Veylan’s mouth twitched like approval had tried to exist and been disciplined. "Done."

"Ren Lockwood," Seraphina added.

Ren nearly dropped the broken tray all over again. "Yes, Saintess?"

"Have your boot treated. Acid reached the outer leather."

"It did?"

Cedric’s head turned slightly.

He had not noticed.

Or he had noticed and ranked his own burn lower.

Both possibilities annoyed her.

Ren looked down, saw smoke curling from the boot seam, and made a tiny defeated sound.

"I liked these," he whispered.

Cedric closed his eyes for half a second.

Not impatience.

Pain. Or guilt.

Seraphina saw it.

Cedric knew she saw it.

His eyes opened colder.

"Add the replacement cost to my account," he said.

Ren stared. "Young master?"

"Do not make me repeat charity. It ruins the flavor."

There. Again.

Care, then cruelty to disguise it.

A wound wrapped in silk and thorns.

Aiden looked confused.

Liora looked less confused than she wanted to be.

Seraphina looked at Cedric’s gloved hand and decided something dangerous.

She would not judge him yet.

Judgment was easy. The Church had taught her dozens of ways to make it sound holy.

Watching was harder.

Watching required patience.

Watching meant admitting that people could be both cruel and protective, both frightening and wounded, both guilty and worth saving from whatever had taught them to bleed in silence.

Cedric Valdrake was not innocent.

Seraphina did not need him to be.

Innocence had never been required for healing.

Only a wound.

A junior Church observer arrived late, robes immaculate, face arranged into concern polished by institutional habit.

"Saintess," he said, bowing. "Should I notify the chapel that you used defensive light in an unstable contamination zone?"

Translation: should the Church claim credit before the academy filed blame?

Seraphina smiled because saintesses were trained to make refusal sound like grace.

"Notify them that academy students were protected and no sacred injury occurred."

"And Young Master Valdrake’s involvement?"

There it was.

Not concern. Inventory.

Cedric had not yet left the ward, though he stood turned away from them, posture indifferent enough to make eavesdropping look like architecture.

Seraphina folded her hands. "Young Master Valdrake assisted with evacuation."

The observer hesitated. "Assisted?"

"Yes."

"Some may find that wording generous."

"Then they should be grateful I am practicing generosity today."

The observer’s mouth closed.

Across the room, Cedric’s shoulder moved by a fraction.

Not laughter.

Almost.

Seraphina felt an answering warmth and disliked how quickly she had to discipline it. This was how routes became chains: one moment of understanding, one private smile, one choice made because a person seemed less alone than before.

She was not foolish.

Cedric was dangerous. His name carried blood, fear, and House Valdrake’s long shadow.
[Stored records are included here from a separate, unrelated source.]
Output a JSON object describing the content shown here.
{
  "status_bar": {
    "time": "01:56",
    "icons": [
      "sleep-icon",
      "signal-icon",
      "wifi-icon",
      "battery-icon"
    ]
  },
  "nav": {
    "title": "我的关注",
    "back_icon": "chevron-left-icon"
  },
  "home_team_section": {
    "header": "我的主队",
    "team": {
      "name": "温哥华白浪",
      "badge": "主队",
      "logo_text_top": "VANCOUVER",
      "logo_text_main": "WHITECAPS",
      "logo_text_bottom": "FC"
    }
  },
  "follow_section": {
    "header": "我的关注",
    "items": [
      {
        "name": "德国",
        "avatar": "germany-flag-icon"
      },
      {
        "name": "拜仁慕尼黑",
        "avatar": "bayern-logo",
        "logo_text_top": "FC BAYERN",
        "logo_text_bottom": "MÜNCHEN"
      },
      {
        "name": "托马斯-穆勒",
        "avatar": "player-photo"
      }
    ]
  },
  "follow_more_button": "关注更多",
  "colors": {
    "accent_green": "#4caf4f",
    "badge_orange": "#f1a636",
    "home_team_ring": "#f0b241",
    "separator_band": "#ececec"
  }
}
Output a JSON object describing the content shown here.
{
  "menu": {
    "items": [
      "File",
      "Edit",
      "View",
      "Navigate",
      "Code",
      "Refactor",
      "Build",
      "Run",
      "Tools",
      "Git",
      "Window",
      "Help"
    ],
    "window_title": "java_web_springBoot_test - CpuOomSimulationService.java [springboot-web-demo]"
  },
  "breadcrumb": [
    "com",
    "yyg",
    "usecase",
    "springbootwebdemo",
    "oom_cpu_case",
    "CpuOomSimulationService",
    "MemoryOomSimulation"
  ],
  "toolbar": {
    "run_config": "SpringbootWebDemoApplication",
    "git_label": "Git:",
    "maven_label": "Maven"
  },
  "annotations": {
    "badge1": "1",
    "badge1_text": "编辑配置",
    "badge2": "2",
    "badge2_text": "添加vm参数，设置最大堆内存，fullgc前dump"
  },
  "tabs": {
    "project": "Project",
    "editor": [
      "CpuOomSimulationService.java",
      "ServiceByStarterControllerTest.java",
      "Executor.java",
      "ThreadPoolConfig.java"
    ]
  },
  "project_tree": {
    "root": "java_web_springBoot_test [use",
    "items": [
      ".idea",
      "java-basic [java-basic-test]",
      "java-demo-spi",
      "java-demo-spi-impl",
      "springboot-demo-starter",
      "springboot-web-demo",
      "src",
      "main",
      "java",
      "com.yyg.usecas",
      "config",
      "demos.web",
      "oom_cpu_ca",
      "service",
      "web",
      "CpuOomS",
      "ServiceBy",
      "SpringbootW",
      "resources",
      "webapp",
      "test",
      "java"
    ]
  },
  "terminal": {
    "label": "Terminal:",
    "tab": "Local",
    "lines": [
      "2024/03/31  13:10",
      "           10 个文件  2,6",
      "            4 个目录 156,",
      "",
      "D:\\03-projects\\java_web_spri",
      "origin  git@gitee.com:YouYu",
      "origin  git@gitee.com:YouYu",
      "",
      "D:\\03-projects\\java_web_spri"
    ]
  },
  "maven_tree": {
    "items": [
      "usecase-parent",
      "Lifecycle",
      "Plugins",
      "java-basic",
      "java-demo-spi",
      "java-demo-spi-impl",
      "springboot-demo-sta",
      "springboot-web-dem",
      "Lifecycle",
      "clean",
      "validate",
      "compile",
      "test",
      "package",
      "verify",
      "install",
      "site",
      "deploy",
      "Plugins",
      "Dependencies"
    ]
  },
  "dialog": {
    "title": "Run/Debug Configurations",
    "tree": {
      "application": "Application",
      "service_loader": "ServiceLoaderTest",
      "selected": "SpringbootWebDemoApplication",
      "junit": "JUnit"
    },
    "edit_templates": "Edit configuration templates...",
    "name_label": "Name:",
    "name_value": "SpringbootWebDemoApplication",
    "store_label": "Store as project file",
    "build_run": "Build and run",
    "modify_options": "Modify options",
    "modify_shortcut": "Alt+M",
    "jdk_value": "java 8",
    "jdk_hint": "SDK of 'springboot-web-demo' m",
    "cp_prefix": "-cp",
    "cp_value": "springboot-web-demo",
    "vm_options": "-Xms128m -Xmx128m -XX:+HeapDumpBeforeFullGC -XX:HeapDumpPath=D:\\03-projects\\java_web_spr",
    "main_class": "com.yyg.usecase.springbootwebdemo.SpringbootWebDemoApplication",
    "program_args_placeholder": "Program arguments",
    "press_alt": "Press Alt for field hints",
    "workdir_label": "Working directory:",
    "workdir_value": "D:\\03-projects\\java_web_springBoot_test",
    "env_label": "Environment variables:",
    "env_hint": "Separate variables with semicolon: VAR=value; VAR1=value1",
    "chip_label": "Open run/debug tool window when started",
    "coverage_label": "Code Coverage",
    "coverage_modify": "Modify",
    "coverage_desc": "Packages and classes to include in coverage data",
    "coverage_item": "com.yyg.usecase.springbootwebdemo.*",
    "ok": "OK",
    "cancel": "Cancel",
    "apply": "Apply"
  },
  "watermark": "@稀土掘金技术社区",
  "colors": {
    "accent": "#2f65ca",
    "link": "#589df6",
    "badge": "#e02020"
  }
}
A hurt person could still hurt others. A wounded wolf did not become harmless because one saw the trap around its leg.

But healing had never required harmless patients.

Only honest hands.

And his hands, she suspected, had forgotten how to be anything but weapons.

As the ward emptied, Cedric passed her without slowing.

"Saintess," he said.

"Young master."

His voice lowered. "Do not make a habit of standing between students and acid."

"Do not make a habit of moving before everyone else sees danger."

A pause.

Small.

Sharp.

He looked at her then, truly looked, and for one breath the villain mask did not vanish. It cracked.

Behind it stood someone exhausted.

"That," Cedric said, "is how people survive."

He walked away.

Seraphina watched him go.

No halo appeared. No route notification. No divine certainty descended to name him monster or martyr.

Only the smell of burned skin lingered where he had stood.

Only the memory of his hand yanking a clerk away from acid before anyone else moved.

Only the cruel words that came after, too quick, too practiced, too afraid of thanks.

Seraphina folded the medical summons and placed it inside her sleeve.

She would watch Cedric Valdrake.

Not because she trusted him.

Not because she liked him.

Because mercy without sight became blindness.

And she had just seen enough to know the villain was hiding more than guilt.